Perhaps the Government will pursue radical reform in other areas. This morning’s pledge to deliver “the biggest reimagining of our NHS since its birth” certainly sounds promising. But the auguries aren’t promising. Just look at housing: bold talk of concreting over the Green Belt and building New Towns added up to a quango, a new designation that will take years to implement, and a fatal insistence that a huge share of any housing unlocked by either policy must be simultaneously built by the private sector and sold below market value.
Is it really likely that Labour MPs, sitting in the most marginal Commons since 1945 (in terms of seat majorities) and being fed a steady diet of “difficult decisions” (keeping the two-child welfare cap, means-testing the Winter Fuel Payment, whatever horrors await in the Budget), are going to have the stomach for any genuinely radical overhaul of the NHS? That wasn’t mentioned in the manifesto?
Perhaps. If not, and Reeves is not prepared to break her promise not to increase income tax, national insurance, or VAT, Labour’s politics will get eaten by the Treasury’s attention-deficit fiscal horizons as surely as were the Tories’.
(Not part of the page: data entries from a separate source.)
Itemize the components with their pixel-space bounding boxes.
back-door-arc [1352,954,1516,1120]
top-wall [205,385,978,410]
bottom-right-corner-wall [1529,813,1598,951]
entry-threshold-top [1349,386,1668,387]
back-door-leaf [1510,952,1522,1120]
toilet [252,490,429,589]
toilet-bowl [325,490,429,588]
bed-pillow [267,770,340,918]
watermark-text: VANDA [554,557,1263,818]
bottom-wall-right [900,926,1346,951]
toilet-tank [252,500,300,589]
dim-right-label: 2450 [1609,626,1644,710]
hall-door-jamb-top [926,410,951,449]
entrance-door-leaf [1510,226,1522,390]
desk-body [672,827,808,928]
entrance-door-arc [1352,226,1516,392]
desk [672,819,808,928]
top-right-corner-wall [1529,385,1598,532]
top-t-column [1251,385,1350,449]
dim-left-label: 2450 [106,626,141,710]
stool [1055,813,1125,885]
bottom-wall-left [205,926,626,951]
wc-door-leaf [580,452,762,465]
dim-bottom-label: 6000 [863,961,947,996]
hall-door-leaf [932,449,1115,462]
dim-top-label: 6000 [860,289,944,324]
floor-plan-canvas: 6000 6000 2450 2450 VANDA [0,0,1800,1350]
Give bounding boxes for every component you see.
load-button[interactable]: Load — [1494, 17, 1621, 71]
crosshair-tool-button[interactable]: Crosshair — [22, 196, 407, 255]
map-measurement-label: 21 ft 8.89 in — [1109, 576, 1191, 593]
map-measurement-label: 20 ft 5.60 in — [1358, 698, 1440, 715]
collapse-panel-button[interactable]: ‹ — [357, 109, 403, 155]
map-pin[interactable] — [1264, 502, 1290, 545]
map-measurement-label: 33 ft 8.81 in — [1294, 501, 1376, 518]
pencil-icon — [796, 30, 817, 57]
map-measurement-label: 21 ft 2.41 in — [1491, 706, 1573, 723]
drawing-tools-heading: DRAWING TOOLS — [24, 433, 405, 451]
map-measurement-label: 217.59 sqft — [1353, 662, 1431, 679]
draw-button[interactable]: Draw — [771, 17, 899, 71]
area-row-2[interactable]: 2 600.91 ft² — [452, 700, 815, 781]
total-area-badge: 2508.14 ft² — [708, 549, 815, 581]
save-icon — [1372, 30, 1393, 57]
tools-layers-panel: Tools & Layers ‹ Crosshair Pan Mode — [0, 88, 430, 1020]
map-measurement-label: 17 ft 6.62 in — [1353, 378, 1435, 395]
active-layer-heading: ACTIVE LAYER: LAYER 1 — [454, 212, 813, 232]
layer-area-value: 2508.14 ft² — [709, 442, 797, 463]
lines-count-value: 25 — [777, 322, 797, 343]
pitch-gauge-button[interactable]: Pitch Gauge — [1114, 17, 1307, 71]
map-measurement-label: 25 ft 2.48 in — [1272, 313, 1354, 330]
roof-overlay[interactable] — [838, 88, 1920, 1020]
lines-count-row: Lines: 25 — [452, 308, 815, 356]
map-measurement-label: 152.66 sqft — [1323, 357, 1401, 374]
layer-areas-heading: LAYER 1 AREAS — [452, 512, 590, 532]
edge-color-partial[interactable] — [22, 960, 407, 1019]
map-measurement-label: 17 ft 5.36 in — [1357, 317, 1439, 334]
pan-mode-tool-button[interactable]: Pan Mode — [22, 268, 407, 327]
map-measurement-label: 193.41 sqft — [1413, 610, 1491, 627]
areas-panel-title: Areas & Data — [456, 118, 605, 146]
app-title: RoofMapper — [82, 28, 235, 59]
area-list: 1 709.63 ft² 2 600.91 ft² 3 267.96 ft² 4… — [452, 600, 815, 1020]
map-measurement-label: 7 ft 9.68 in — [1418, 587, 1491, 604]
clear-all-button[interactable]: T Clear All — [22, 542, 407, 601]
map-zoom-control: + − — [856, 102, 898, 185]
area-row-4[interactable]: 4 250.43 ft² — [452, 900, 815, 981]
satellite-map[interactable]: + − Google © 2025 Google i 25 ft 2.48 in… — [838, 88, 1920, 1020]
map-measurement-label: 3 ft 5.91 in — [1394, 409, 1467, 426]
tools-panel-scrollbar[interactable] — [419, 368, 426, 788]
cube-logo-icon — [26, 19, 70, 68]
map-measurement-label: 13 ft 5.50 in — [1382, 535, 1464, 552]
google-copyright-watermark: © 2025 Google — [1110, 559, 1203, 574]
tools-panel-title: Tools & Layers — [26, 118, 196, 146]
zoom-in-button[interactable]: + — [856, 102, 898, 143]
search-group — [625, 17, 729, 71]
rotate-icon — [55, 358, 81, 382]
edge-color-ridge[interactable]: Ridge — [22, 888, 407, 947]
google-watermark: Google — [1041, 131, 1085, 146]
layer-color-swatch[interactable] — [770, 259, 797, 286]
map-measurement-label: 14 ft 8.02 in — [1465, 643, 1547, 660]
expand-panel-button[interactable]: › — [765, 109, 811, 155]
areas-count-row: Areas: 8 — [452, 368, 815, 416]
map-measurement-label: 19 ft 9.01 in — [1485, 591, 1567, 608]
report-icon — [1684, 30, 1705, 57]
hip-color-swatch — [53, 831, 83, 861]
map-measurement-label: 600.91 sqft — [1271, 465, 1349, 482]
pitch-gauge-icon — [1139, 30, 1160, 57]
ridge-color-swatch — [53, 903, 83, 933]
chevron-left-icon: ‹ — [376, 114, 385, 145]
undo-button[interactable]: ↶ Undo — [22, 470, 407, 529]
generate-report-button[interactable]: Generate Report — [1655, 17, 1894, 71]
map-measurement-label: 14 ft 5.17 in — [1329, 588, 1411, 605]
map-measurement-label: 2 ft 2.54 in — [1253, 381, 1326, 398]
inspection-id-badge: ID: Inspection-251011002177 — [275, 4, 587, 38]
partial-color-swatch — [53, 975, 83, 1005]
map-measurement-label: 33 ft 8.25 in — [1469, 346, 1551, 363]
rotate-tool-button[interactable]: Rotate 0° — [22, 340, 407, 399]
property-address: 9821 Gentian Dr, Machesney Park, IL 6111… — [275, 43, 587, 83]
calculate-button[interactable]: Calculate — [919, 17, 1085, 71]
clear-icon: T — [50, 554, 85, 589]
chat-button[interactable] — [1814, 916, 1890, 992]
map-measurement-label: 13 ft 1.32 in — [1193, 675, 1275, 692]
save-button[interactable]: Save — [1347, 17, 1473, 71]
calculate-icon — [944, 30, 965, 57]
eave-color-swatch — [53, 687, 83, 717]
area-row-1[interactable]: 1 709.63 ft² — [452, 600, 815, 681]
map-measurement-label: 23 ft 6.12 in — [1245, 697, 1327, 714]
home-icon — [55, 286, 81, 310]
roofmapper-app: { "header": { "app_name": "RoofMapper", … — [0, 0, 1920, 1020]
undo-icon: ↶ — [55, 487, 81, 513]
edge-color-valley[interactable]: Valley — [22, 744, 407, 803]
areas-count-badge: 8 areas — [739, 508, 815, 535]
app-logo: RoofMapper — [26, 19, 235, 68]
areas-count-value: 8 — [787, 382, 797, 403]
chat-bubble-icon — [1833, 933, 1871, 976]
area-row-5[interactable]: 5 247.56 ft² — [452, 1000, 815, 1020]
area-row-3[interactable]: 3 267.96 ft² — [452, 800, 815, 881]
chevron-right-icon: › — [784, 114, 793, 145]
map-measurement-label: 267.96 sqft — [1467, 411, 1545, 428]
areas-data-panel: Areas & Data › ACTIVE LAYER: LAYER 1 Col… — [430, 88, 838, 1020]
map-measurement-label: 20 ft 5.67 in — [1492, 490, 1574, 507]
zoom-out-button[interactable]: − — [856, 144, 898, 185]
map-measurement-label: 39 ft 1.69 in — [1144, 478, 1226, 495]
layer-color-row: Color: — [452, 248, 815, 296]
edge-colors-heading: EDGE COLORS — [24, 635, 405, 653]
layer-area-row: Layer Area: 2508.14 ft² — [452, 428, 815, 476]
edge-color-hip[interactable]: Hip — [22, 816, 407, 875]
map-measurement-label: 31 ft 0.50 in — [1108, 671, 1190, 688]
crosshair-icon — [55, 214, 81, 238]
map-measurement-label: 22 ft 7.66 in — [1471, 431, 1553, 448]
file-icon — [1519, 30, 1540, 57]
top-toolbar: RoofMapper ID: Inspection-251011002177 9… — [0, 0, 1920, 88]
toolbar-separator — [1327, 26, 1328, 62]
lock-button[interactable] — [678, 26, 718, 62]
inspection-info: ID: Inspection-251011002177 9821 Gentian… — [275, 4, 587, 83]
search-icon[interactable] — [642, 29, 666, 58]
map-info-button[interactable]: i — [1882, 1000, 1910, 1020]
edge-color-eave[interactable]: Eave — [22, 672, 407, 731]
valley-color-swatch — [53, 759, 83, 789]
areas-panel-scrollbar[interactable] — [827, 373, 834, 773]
Even now, fresh off the election, the ideologically-distinctive stuff is (superficially) inexpensive set dressing. It costs nothing to lower school standards (in cash terms, at least). Nor to let the rail franchises lapse (until you need to make up the private investment the franchisees were bringing in, but that’s Tomorrow Labour’s problem). Nobody likes non-doms (although they’re globally mobile and pay a lot of tax).
If that trend continues, we can expect it to play out a lot more quickly than it did for the Conservatives (as it visibly already is) as the arc of the doom-spiral tightens and the political space for more spending or relentlessly increasing immigration diminishes. There is also the risk that one or more cans simply runs out of road down which to be kicked, most obviously as and when local authorities or universities start going bankrupt.
One must almost feel sorry for anyone having to deal with this, especially in a political environment where pollsters and commentators talk about the Government’s lack of optimism like its a tactical mistake, as if it simply hadn’t occurred to ministers that voters might prefer good times to bad times. But this bed of nails has been decades in the making, and anyone who climbs on without a plan to redesign it has nobody to blame but themselves.
And if ever the Government truly tires of life, it can always start putting the prisoners it lets out at the front of the housing queue.